Location
- Doe Hill Lane Tibshelf, Derbyshire, DE55 5LZ England 53°08′23″N 1°21′12″W﻿ / ﻿53.1398°N 1.3532°W

Information
- Type: Community school
- Local authority: Derbyshire
- Department for Education URN: 112949 Tables
- Ofsted: Reports
- Headteacher: Lucie Wainwright
- Gender: Mixed
- Age: 11 to 16
- Enrolment: 861 as of May 2022^{[update]}
- Website: http://www.tibshelf.derbyshire.sch.uk/

= Tibshelf Community School =

Community school in Derbyshire, England

Tibshelf Community School is a mixed secondary school located in Tibshelf in the English county of Derbyshire.

It is a community school administered by Derbyshire County Council, and serves a catchment area of nine villages located across the districts of Bolsover and North East Derbyshire.

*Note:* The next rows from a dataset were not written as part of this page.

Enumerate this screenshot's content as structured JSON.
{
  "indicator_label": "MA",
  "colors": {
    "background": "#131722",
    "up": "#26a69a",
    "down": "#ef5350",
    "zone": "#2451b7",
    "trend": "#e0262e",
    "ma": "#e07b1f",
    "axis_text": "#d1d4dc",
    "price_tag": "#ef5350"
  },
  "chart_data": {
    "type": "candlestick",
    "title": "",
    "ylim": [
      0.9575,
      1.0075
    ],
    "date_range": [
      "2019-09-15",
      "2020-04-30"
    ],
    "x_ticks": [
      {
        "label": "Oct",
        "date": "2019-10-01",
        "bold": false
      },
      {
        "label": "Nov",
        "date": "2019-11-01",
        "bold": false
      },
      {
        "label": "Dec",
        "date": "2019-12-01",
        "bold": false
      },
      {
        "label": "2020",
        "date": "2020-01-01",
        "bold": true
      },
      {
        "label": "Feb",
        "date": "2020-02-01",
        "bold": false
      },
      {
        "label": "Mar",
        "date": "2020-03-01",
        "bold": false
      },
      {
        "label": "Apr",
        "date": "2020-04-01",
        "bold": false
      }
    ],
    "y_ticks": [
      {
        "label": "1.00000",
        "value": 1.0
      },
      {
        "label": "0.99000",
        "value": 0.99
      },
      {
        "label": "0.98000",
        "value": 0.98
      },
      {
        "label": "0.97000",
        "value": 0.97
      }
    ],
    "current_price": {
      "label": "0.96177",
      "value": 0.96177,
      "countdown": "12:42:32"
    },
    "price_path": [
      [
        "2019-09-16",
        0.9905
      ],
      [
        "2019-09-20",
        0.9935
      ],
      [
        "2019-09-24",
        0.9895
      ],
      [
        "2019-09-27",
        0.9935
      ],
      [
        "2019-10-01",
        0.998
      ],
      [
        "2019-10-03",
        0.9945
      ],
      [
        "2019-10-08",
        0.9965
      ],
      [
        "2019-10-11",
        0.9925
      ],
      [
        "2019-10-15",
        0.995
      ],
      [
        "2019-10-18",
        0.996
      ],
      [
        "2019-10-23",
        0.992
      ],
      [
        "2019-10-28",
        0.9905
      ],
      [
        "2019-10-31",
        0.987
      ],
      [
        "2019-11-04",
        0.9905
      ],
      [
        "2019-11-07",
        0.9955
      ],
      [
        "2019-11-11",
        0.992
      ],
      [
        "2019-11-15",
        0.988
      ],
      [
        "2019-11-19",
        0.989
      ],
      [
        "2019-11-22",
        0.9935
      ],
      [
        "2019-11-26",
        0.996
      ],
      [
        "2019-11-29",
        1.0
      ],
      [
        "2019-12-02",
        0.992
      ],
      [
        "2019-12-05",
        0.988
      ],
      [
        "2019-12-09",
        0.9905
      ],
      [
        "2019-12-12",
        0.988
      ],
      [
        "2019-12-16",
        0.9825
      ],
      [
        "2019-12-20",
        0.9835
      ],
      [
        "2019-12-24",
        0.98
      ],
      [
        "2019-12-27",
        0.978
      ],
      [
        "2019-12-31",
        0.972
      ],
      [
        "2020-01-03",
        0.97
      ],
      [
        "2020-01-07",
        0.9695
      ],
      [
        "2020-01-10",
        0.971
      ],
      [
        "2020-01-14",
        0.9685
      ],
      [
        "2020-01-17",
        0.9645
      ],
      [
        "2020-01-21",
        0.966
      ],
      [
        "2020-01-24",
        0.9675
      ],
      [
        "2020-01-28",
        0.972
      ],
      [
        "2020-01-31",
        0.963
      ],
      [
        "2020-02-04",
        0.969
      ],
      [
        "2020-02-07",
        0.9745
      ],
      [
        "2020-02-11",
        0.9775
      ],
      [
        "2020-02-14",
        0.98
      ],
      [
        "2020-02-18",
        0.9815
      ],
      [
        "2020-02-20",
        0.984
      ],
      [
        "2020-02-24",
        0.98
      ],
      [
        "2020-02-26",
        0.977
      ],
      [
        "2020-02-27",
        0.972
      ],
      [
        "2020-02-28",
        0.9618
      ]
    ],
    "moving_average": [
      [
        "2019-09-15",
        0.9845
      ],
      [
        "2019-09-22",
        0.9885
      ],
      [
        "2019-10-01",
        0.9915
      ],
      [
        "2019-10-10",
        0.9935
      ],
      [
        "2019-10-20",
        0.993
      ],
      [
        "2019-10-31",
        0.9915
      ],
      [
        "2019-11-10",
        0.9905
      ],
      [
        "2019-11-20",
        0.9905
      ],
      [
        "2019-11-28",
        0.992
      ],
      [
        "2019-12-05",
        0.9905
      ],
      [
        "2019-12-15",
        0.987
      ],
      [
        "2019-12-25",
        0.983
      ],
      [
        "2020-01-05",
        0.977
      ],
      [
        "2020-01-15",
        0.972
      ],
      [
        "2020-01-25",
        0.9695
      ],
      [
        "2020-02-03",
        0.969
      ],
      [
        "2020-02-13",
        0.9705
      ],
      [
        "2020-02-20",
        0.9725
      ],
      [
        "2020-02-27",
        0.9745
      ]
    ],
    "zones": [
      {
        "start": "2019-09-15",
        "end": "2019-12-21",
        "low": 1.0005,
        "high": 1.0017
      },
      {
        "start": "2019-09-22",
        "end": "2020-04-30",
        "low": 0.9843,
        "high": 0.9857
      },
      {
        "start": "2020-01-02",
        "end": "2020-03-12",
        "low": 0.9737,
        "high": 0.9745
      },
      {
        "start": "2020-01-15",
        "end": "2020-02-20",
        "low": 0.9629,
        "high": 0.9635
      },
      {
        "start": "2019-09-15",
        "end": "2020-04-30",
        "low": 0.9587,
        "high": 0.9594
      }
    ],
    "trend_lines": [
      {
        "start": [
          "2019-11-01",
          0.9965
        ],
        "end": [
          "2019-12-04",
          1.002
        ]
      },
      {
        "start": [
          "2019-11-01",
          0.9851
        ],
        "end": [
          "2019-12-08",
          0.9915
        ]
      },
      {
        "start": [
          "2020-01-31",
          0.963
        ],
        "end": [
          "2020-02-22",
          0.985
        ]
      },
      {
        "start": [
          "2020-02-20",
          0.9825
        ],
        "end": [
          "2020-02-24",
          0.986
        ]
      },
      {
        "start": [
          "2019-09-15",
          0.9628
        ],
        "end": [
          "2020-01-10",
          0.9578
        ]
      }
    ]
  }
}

They include Blackwell, Newton, Heath, Hilcote, Holmewood, Morton, Pilsley, Tibshelf and Westhouses.

Tibshelf Community School offers GCSEs and BTECs as programmes of study for pupils. The school relocated to new buildings during 2014.

==Notable alumni==
- Sophie Baggaley - Association football goalkeeper who plays for Birmingham City L.F.C. and has represented England at under 23 level, attended Tibshelf Community School from 2008 to 2013.